I recently started using the following RegEx in a ReReplace() function to strip HTML tags from a string using ColdFusion. Please note: I am not using this as protection from XSS or SQL injection; this is only to remove existing and safe HTML from a string before it's displayed in an HTML title attribute.
REReplaceNoCase(str,"<[^>]*>","","ALL")
In a semi-related question I asked how to modify my RegEx to include spaces and line breaks. I was told that using RegEx for this purpose is not appropriate and this post was referenced as an explanation.
I strongly suspect though that the regular expressions you have posted don't in fact work correctly. I'd advise you not to use regular expressions to parse HTML as HTML is not a regular language.
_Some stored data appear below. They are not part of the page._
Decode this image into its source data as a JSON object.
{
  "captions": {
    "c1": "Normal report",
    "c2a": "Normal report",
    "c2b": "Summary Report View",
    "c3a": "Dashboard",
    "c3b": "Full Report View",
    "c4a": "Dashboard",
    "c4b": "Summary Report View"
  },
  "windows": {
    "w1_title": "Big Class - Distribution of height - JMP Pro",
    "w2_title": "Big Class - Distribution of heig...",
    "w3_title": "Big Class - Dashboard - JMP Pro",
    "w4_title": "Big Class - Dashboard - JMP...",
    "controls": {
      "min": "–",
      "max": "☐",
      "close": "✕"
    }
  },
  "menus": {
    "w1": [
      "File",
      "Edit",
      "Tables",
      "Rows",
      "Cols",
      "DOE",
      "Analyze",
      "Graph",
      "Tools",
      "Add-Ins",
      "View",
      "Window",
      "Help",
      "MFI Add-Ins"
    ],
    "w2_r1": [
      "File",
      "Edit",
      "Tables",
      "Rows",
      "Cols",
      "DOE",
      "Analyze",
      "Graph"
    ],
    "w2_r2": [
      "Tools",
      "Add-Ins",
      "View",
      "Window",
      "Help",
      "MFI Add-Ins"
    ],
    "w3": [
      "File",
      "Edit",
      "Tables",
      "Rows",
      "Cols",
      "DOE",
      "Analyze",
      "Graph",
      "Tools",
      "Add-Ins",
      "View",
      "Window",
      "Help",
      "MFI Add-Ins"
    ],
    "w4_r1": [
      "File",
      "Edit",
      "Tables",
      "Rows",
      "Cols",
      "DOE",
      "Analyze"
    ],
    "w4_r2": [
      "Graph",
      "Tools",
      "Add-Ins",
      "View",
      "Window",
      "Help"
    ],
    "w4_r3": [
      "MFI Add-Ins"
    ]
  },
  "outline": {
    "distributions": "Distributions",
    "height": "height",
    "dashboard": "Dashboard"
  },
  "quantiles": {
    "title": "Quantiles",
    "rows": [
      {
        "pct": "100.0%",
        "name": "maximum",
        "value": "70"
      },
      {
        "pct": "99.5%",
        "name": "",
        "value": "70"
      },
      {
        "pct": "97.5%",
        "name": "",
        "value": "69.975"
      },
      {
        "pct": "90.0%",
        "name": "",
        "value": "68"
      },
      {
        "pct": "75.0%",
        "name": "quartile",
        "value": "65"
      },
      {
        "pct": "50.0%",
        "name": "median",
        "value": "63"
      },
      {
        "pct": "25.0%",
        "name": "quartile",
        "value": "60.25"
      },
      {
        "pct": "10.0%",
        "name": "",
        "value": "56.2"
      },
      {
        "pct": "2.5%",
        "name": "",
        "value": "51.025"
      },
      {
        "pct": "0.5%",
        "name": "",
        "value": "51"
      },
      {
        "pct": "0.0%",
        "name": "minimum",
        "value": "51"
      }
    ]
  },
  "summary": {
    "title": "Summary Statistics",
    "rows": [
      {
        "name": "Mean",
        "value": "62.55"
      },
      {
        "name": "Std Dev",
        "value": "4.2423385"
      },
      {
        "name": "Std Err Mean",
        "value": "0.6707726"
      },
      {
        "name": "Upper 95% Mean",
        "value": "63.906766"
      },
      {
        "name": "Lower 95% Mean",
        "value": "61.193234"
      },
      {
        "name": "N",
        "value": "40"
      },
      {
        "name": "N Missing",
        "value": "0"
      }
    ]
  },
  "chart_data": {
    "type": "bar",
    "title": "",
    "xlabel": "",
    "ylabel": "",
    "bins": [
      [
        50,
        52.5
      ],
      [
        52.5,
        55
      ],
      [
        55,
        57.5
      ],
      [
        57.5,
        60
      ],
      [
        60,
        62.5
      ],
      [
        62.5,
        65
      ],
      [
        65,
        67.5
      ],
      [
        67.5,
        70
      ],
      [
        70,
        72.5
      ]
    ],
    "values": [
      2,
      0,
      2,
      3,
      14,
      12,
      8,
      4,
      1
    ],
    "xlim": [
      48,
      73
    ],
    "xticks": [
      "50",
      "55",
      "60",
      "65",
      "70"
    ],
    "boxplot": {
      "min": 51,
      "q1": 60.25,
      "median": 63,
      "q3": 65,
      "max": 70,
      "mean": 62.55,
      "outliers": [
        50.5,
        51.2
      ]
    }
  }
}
Use an HTML parser instead. (Mark Byers)
If this is true, what is the appropriate tool for removing HTML from a string before it's displayed? (Baring in mind the HTML is already safe; it's sanitized before entry to the DB).
I am aware of HTMLEditFormat() and HTMLCodeFormat(), but those two functions do not provide what I need; the earlier replaces special characters with their HTML-escaped equivalents, while the latter does exactly the same but also wraps the string a <pre>
tag.
What I would like to do is clean a string from HTML and line breaks before I display in an HTML title attribute <a title="My string without HTML goes here">...</a>
There are times when the HTML is not necessary. Say you wanted to display an excerpt from a post without the HTML stored along with it, for instance.